Creamy One-Pot Primavera is one of the great marriages: one-pot meal prep and a Dutch oven. Well, actually, it might be more like a thruple cause we’re actually talking about a one-pot meal, a Dutch oven, and creamy comforting pasta.
If you’re thinking this is a traditional Italian recipe, it isn’t.
There was a fair amount of tension around this dish back in the 1970’s… Sure it may look Italian at first glance, but the French chef was actually credited with adding the creamy elements (shocker, I know). So if the recipe’s creators enjoyed healthy debate around the dish, then certainly we are free to prepare to suit.

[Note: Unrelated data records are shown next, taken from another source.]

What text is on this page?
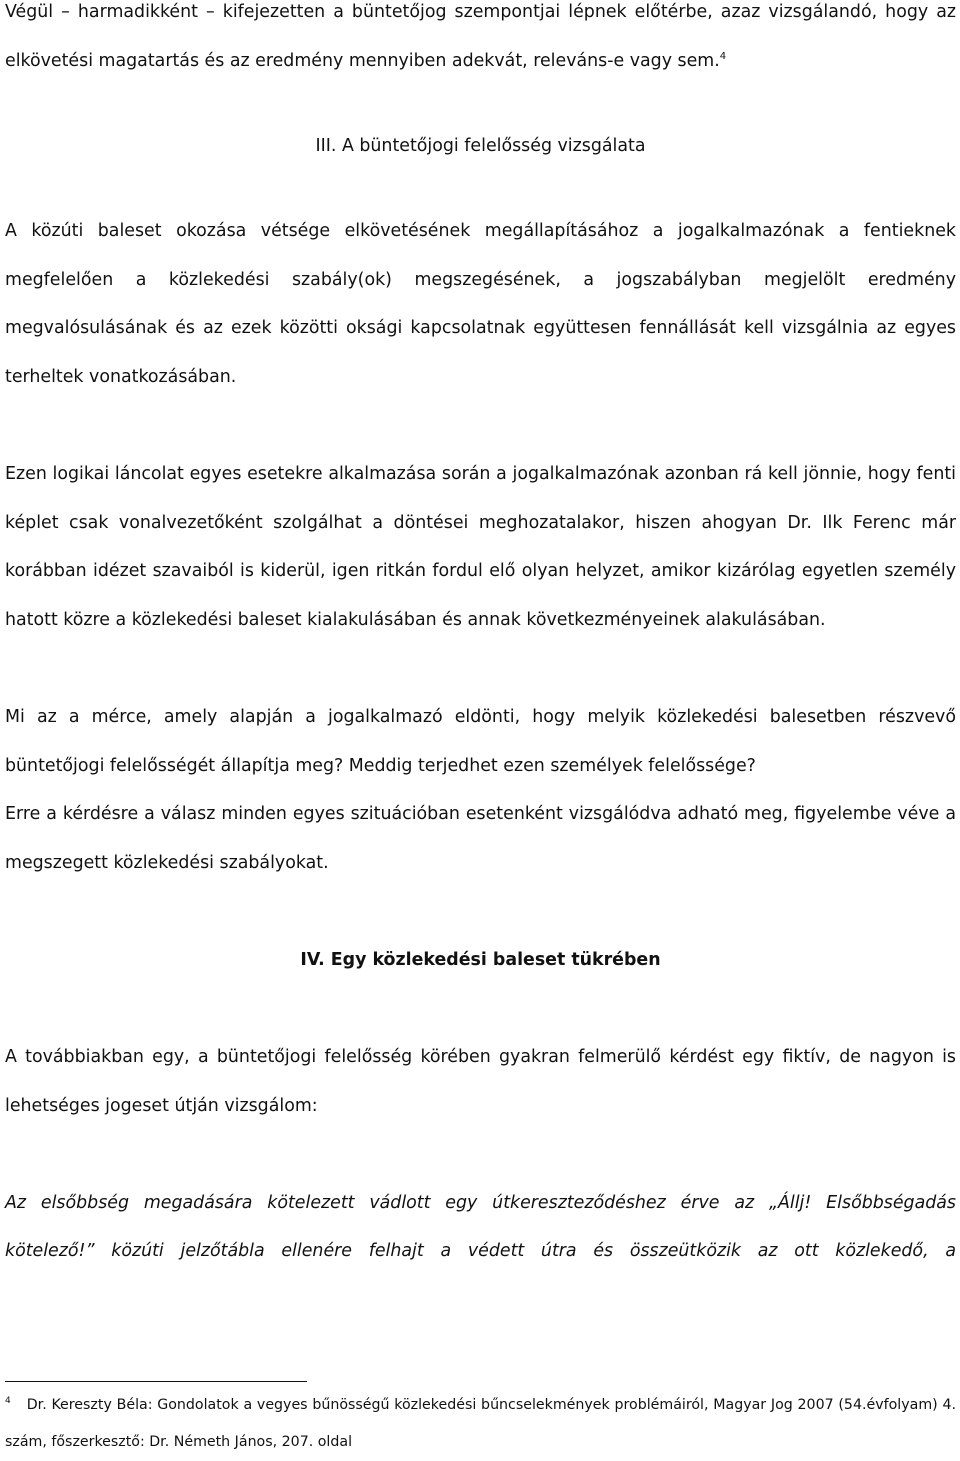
Végül – harmadikként – kifejezetten a büntetőjog szempontjai lépnek előtérbe, azaz vizsgálandó, hogy az elkövetési magatartás és az eredmény mennyiben adekvát, releváns-e vagy sem.$^4$

III. A büntetőjogi felelősség vizsgálata

A közúti baleset okozása vétsége elkövetésének megállapításához a jogalkalmazónak a fentieknek megfelelően a közlekedési szabály(ok) megszegésének, a jogszabályban megjelölt eredmény megvalósulásának és az ezek közötti oksági kapcsolatnak együttesen fennállását kell vizsgálnia az egyes terheltek vonatkozásában.

Ezen logikai láncolat egyes esetekre alkalmazása során a jogalkalmazónak azonban rá kell jönnie, hogy fenti képlet csak vonalvezetőként szolgálhat a döntései meghozatalakor, hiszen ahogyan Dr. Ilk Ferenc már korábban idézet szavaiból is kiderül, igen ritkán fordul elő olyan helyzet, amikor kizárólag egyetlen személy hatott közre a közlekedési baleset kialakulásában és annak következményeinek alakulásában.

Mi az a mérce, amely alapján a jogalkalmazó eldönti, hogy melyik közlekedési balesetben részvevő büntetőjogi felelősségét állapítja meg? Meddig terjedhet ezen személyek felelőssége?

Erre a kérdésre a válasz minden egyes szituációban esetenként vizsgálódva adható meg, figyelembe véve a megszegett közlekedési szabályokat.

IV. Egy közlekedési baleset tükrében

A továbbiakban egy, a büntetőjogi felelősség körében gyakran felmerülő kérdést egy fiktív, de nagyon is lehetséges jogeset útján vizsgálom:

Az elsőbbség megadására kötelezett vádlott egy útkereszteződéshez érve az „Állj! Elsőbbségadás kötelező!” közúti jelzőtábla ellenére felhajt a védett útra és összeütközik az ott közlekedő, a

$^4$ Dr. Kereszty Béla: Gondolatok a vegyes bűnösségű közlekedési bűncselekmények problémáiról, Magyar Jog 2007 (54.évfolyam) 4. szám, főszerkesztő: Dr. Németh János, 207. oldal
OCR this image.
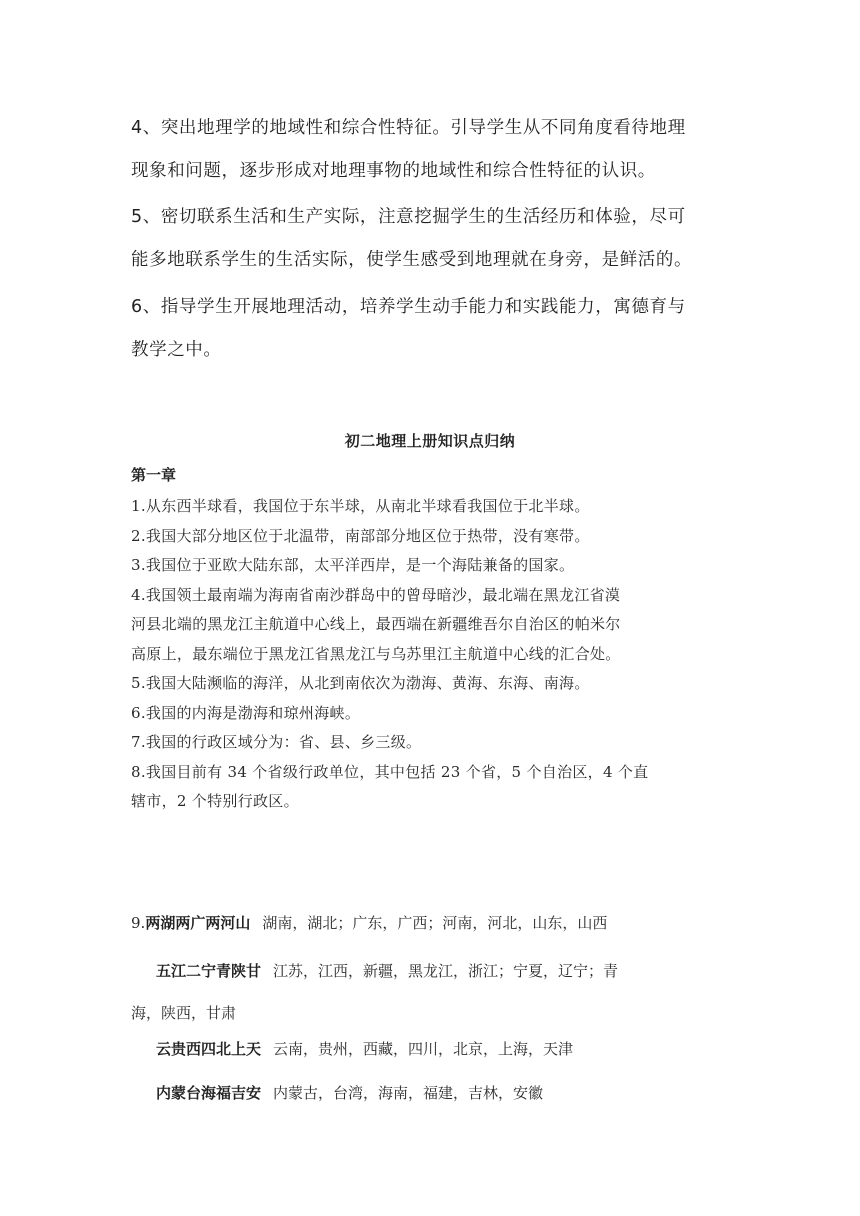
4、突出地理学的地域性和综合性特征。引导学生从不同角度看待地理
现象和问题，逐步形成对地理事物的地域性和综合性特征的认识。

5、密切联系生活和生产实际，注意挖掘学生的生活经历和体验，尽可
能多地联系学生的生活实际，使学生感受到地理就在身旁，是鲜活的。

6、指导学生开展地理活动，培养学生动手能力和实践能力，寓德育与
教学之中。

初二地理上册知识点归纳
第一章

1.从东西半球看，我国位于东半球，从南北半球看我国位于北半球。

2.我国大部分地区位于北温带，南部部分地区位于热带，没有寒带。

3.我国位于亚欧大陆东部，太平洋西岸，是一个海陆兼备的国家。

4.我国领土最南端为海南省南沙群岛中的曾母暗沙，最北端在黑龙江省漠

河县北端的黑龙江主航道中心线上，最西端在新疆维吾尔自治区的帕米尔

高原上，最东端位于黑龙江省黑龙江与乌苏里江主航道中心线的汇合处。

5.我国大陆濒临的海洋，从北到南依次为渤海、黄海、东海、南海。

6.我国的内海是渤海和琼州海峡。

7.我国的行政区域分为：省、县、乡三级。

8.我国目前有 34 个省级行政单位，其中包括 23 个省，5 个自治区，4 个直

辖市，2 个特别行政区。

9.两湖两广两河山 湖南，湖北；广东，广西；河南，河北，山东，山西
五江二宁青陕甘 江苏，江西，新疆，黑龙江，浙江；宁夏，辽宁；青
海，陕西，甘肃
云贵西四北上天 云南，贵州，西藏，四川，北京，上海，天津
内蒙台海福吉安 内蒙古，台湾，海南，福建，吉林，安徽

Or you can break out that sleeve of Ritz crackers, dive head-first into a proper cheesy bechamel, and go for something delightfully comforting!
Here’s why I think you’ll like this recipe.
This is the version of primavera that die-hard culinary types roll their eyes at… the version that earns its criticism: calories galore, processed ingredients, and a departure from the original iteration. But who really cares?
It’s really really good to eat. And you can do whatever you want with how you feed yourself, regardless of the recipe’s legacy or what the internet thinks.
Creamy One-Pot Primavera is a “just because it sounded good” kind of recipe.
I can’t think of any time I made a batch of primavera from garden-fresh vegetables (from a farmer’s market… kissed by organic mermaids) or ever stirred a simmering pot of this next to a grandmother (though I legit remember crushing Cheez-Its for meatballs. Sicilian grandma swears by it… pretty sure that trick isn’t from the old country #keepitclassy 🤷🏻♀️ ).
This Creamy One-Pot Primavera is just one of the thousands of recipes on the internet. And I hope you make it. And that you crush your Ritz crackers with a rolling pin with pride.
Once you make this one, pop back over and let everyone know how it went.
What veggies did you swap? Use leftover ham or turkey or even salmon (!!!) instead of chicken? Did you scrap the egg noodles and go for something more elegant? Let’s talk about ways to make this your own in the comments below.
- 2 cups egg noodles (dry) prepare per package directions
- 1 lb skinless, boneless chicken thighs cubed
- 1 tbsp olive oil
- 4 tbsp cold butter divided
- 2 carrots diced (yields about 1 cup)
- 1 cup frozen peas (canned or fresh peas are fine too)
- 6 white or cremini mushrooms cleaned, trimmed, and sliced
- 1 medium-sized yellow onion diced (yields about 1 ½ cup)
- 2 tsp dry mustard (not spicy Chinese mustard!)
- ½ tsp dried thyme
- ½ tsp dried rosemary
- 2 tsp Himalayan or Kosher salt
- 1½ tsp ground black pepper
- ¼ cup all-purpose flour
- 1 cup chicken stock
- 1 cup milk
- 3 tbsp sherry cooking wine
- 1¼ cup shredded parmesan cheese divided
- 1 sleeve Ritz brand crackers crushed into crumbs
- fresh flat-leaf parsley, if desired.
- At some point, prepare two cups of dried egg noodles according to package directions. I'm comfortable managing a pot of boiling pasta at the same time as the instructions below, but preparing anytime in advance is necessary.
Prepare Prima Vera
- Warm a Dutch oven to medium-high on the stovetop and melt 2 tbsp butter with olive oil. Preheat oven to 350°F as well (this is for later).
- Add the cubed chicken thighs, cook for 3 minutes.
- Add the carrots, onion, mushrooms, peas, dried herbs, salt, and pepper to the chicken; cook for another 8 minutes.
- Dust 1/4 cup flour and the dry mustard over the mixture, stirring to distribute evenly.
- Stir in 1 cup of milk, 1 cup of chicken stock, and 3 tbsp of sherry cooking wine. Reduce temperature to low, cover, and simmer until a gravy takes shape… about 3 minutes.
- Turn the burner off, add prepared egg noodles and 1 cup of shredded parmesan cheese. Stir all the tasty ingredients together so everything is evenly distributed and make any final adjustments to seasonings. Set aside while the topping is prepared.
- Crush 1 sleeve's worth of Ritz-brand crackers (or equivalent). I favor the sealed plastic bag method: put the crackers in a seal-tight plastic bag and whack the crackers with a mallet or rolling pin until crumbly.
- Mix cracker crumbs with ¼ cup of shredded parmesan, sprinkle over the pasta mixture, and dot with remaining cold butter.
- Bake uncovered for 15 to 20 minutes in the preheated oven or until topping is golden brown and the sauce is bubbling.
- Allow the One Pot Prima Vera to rest for 5 minutes, then sprinkle with some chopped fresh parsley if you'd like. Serve!